“The US government’s economic data makes no sense. It’s a con,” declares David Birnbaum, strategic planner for the global garment export industry. “The United States under Donald Trump is joining the national GDP conmen — and is increasingly paying the cheater risk premium.”
Birnbaum’s words cut deep. His critique isn’t political theatre — it’s a forensic assessment of a nation losing grip on its own economic reality. He accuses Washington of manufacturing an illusion of prosperity, where official data no longer reflects the experience of businesses or citizens. The result, he warns, is a “death spiral”: an America where truth has been replaced by narrative, and where survival for corporations may now depend on quietly relocating beyond US borders.
Unlike pundits driven by ideology, Birnbaum speaks as a pragmatic industry veteran — someone who has witnessed how misinformation distorts global trade and business strategy. His alarm is simple but chilling: the United States is becoming “a nation of economic liars,” a label that carries both reputational and financial penalties.
In his view, the future is already writing itself — one where America is no longer the world’s economic leader, but a “minor import customer” of its own offshored enterprises. The ultimate irony, Birnbaum notes, is that those who once rallied under “Make America Great Again” may well be the architects of its economic decline — “right-wing billionaires who, in their war to make their country an all-white Protestant state, went broke.”
For Birnbaum, this is more than a political moment — it’s a moral reckoning. A nation cannot build sustainable growth on falsified data and selective truth. Once economic integrity collapses, so does investor confidence, industrial trust, and ultimately, the very credibility of the state.
The Credibility Crisis: From data to delusion
The widening gap between official data and economic reality is not uniquely American — but it is newly American. Nations like Argentina, Greece, and China have all faced consequences for data manipulation, often to mask instability or lure investment. The outcome is always the same: credibility erosion, downgraded risk ratings, and soaring “cheater premiums” from global banks.

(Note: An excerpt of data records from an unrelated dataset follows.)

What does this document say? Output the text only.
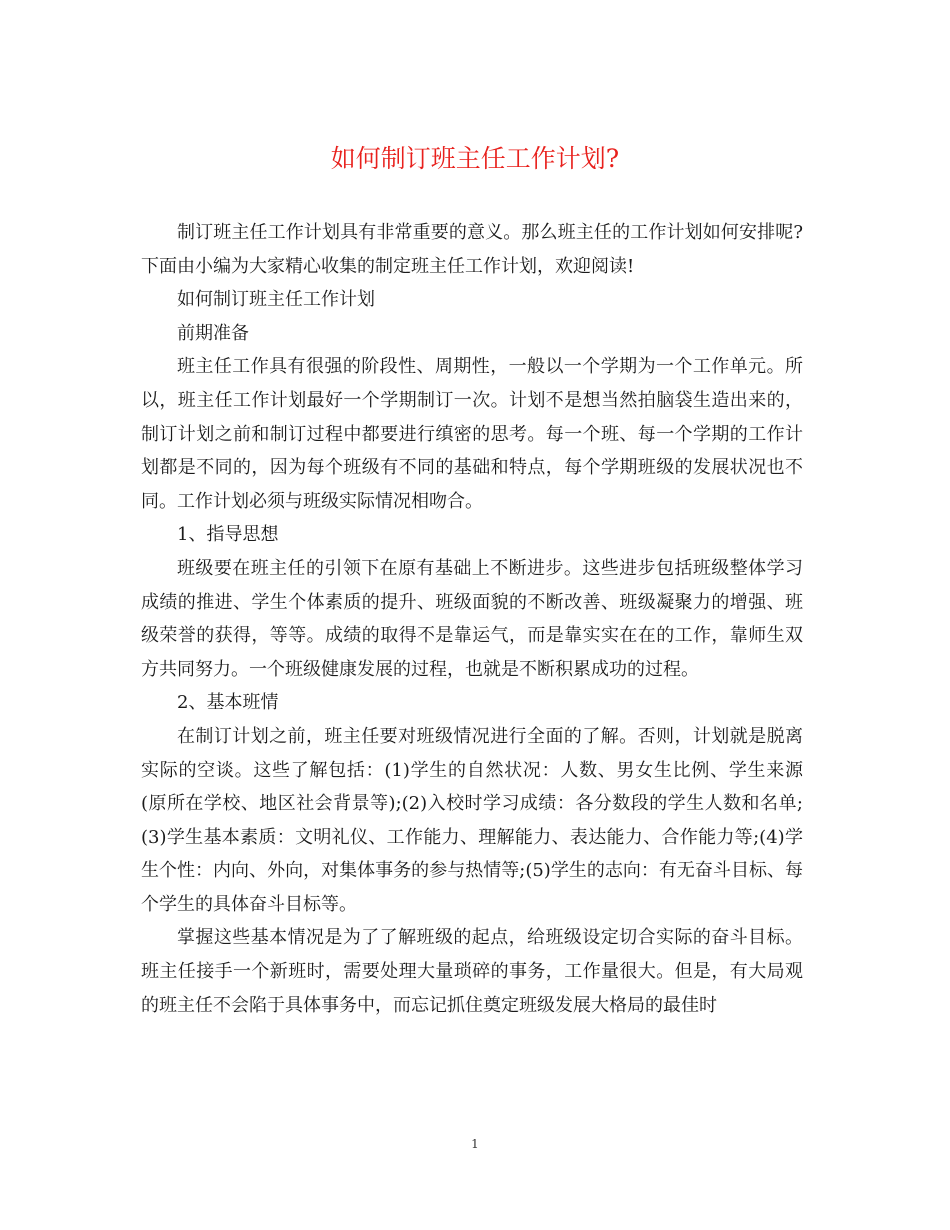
如何制订班主任工作计划?

制订班主任工作计划具有非常重要的意义。那么班主任的工作计划如何安排呢?下面由小编为大家精心收集的制定班主任工作计划，欢迎阅读!

如何制订班主任工作计划

前期准备

班主任工作具有很强的阶段性、周期性，一般以一个学期为一个工作单元。所以，班主任工作计划最好一个学期制订一次。计划不是想当然拍脑袋生造出来的，制订计划之前和制订过程中都要进行缜密的思考。每一个班、每一个学期的工作计划都是不同的，因为每个班级有不同的基础和特点，每个学期班级的发展状况也不同。工作计划必须与班级实际情况相吻合。

1、指导思想

班级要在班主任的引领下在原有基础上不断进步。这些进步包括班级整体学习成绩的推进、学生个体素质的提升、班级面貌的不断改善、班级凝聚力的增强、班级荣誉的获得，等等。成绩的取得不是靠运气，而是靠实实在在的工作，靠师生双方共同努力。一个班级健康发展的过程，也就是不断积累成功的过程。

2、基本班情

在制订计划之前，班主任要对班级情况进行全面的了解。否则，计划就是脱离实际的空谈。这些了解包括：(1)学生的自然状况：人数、男女生比例、学生来源(原所在学校、地区社会背景等);(2)入校时学习成绩：各分数段的学生人数和名单;(3)学生基本素质：文明礼仪、工作能力、理解能力、表达能力、合作能力等;(4)学生个性：内向、外向，对集体事务的参与热情等;(5)学生的志向：有无奋斗目标、每个学生的具体奋斗目标等。

掌握这些基本情况是为了了解班级的起点，给班级设定切合实际的奋斗目标。班主任接手一个新班时，需要处理大量琐碎的事务，工作量很大。但是，有大局观的班主任不会陷于具体事务中，而忘记抓住奠定班级发展大格局的最佳时

1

That credibility erosion is already visible in the US. A recent Reuters survey of 100 top policy experts found that 89 expressed concern over the reliability of federal data — citing falling survey response rates and drastic staff cuts at statistical agencies. With trust waning, businesses and investors are turning to alternative data sources like the Challenger Job Cut Report or ADP National Employment Report to read the true economic pulse. As one economist aptly warned, “You can suppress statistics, but you can’t suppress reality.”
That reality is showing cracks: the US Bureau of Labor Statistics recorded only a 22,000-job increase in August — a stagnation masked by political spin — while the Consumer Price Index rose 0.4% in the same month, its sharpest rise since January. These are not the numbers of a booming economy, but of one straining under its own false optimism.
As a Brookings Institution analysis put it bluntly: when official data loses credibility, it’s not just investors who lose confidence — it’s the nation itself.